The checkout system prevents concurrent access and creates a clear audit trail.

Checking Out a Password

  1. Open the password record
  2. Click Check Out
  3. Select a Duration: 15 minutes, 30 minutes, 60 minutes, or 8 hours (default)
  4. The password is now checked out to you — no other user can check it out until you release it

Revealing the Value

  1. While a password is checked out to you, click Reveal
  2. The decrypted value displays temporarily
  3. Copy the value and use it
  4. Click Check In when you're done, or let it auto-expire
ℹ️

If a password is checked out by another user, you'll see who has it and when the checkout expires.
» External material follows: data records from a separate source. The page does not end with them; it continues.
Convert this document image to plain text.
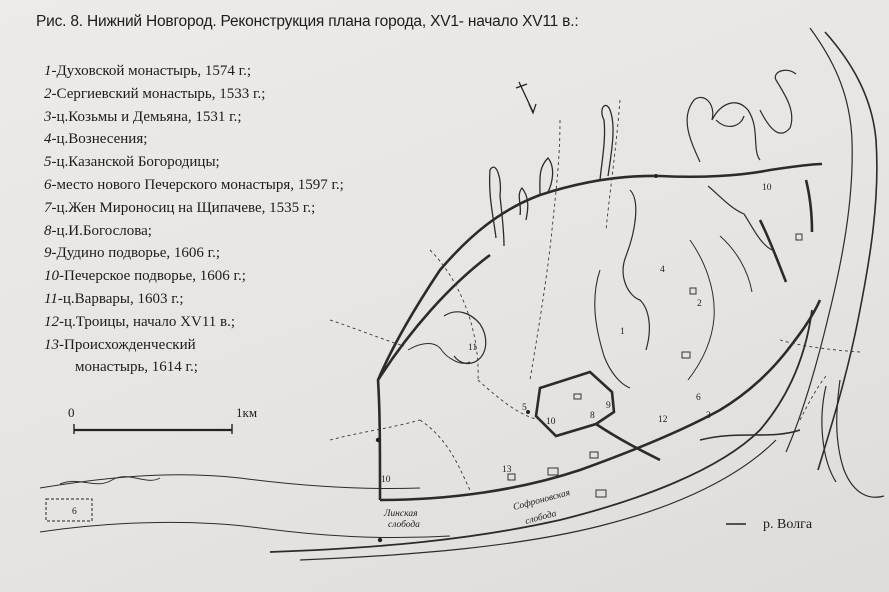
Рис. 8. Нижний Новгород. Реконструкция плана города, XV1- начало XV11 в.:
1-Духовской монастырь, 1574 г.;
2-Сергиевский монастырь, 1533 г.;
3-ц.Козьмы и Демьяна, 1531 г.;
4-ц.Вознесения;
5-ц.Казанской Богородицы;
6-место нового Печерского монастыря, 1597 г.;
7-ц.Жен Мироносиц на Щипачеве, 1535 г.;
8-ц.И.Богослова;
9-Дудино подворье, 1606 г.;
10-Печерское подворье, 1606 г.;
11-ц.Варвары, 1603 г.;
12-ц.Троицы, начало XV11 в.;
13-Происхожденческий
монастырь, 1614 г.;
0	1км
4
2
3
6
5
8
9
10
10
10
11
12
13
6
1
Линская
слобода
Софроновская
слобода	р. Волга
You cannot reveal or check out a password that someone else holds.

Rotation Policies

Set a rotation schedule to ensure credentials are changed regularly:

  1. Open a password record
  2. Set Rotation Policy to the desired interval in days (e.g., 90)
  3. CMDB tracks last_rotated_at and calculates next_rotation_at
  4. When a password is due for rotation, it appears in the rotation queue

After rotating the credential on the actual system, update the password value in CMDB and it will reset the rotation timer.

RMM Password Reveal

Passwords can be revealed from within an RMM device context. When a technician accesses a password through the RMM interface, the audit log captures the rmm_device_id in addition to the user and IP — so you know exactly which device session triggered the reveal.

Audit Trail

Every password operation is logged with a 365-day retention period:

ActionWhen Logged
createdNew password record saved
updatedPassword value or metadata changed
deletedPassword record removed
viewedPassword list or detail page accessed
checked_outUser checks out password for reveal
checked_inUser releases checkout
reveal_via_rmmPassword revealed from RMM device context
rotatedPassword marked as rotated

Each log entry includes: user ID, user name, IP address, RMM device context (if applicable), and timestamp.